From the CCOM/JHC 2011-2012 Seminar Series, Dr. Laura Brothers of the USGS Coastal & Marine Science Center at Woods Hole presents, "The Thawing Arctic: Mapping U.S. Beaufort Sea Offshore Permafrost / Gas Hydrates (?)." The talk was given on Friday, March 11, 2011 at UNH's Chase Ocean Engineering Laboratory.

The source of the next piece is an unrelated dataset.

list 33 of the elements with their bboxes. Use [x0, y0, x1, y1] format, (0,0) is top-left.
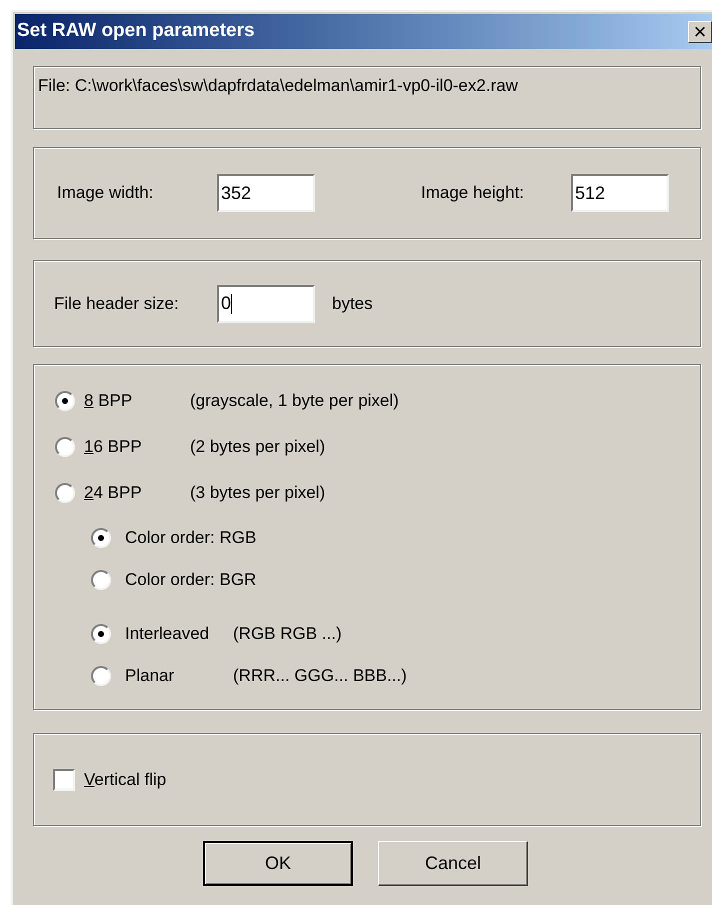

Pockmarks are one the largest, most ubiquitous types of marine landforms in world. Common in areas with gas hydrates or underlying thermogenic fluids, pockmarks are not well understood in nearshore settings lacking such extensive subsurface fluid sources. Questions persist regarding their origins, activity, how pockmark fields evolve overtime and their potential role as geohazards. To address these uncertainties we conducted repeat-swath bathymetry surveys, seismic, sedimentological, spatial, geotechnical, numerical and analog investigations of the Belfast Bay, Maine pockmark field. The pockmarks are non-randomly clustered and correspond to irregular underlying topography, which likely created the fluid-focusing gradients necessary for sea floor alteration. This finding coupled with a review of global pockmark field distribution suggests that irregular underlying topography may ultimately control nearshore pockmark field occurrence. Over 100 years of bathymetric observations and shallow sediment characterization indicate that pockmark initiation is an episodic, potentially catastrophic, event. Numerical simulations and flume tank experiments suggest roughness-induced turbulence creates a feedback loop responsible for pockmark maintenance and evolution.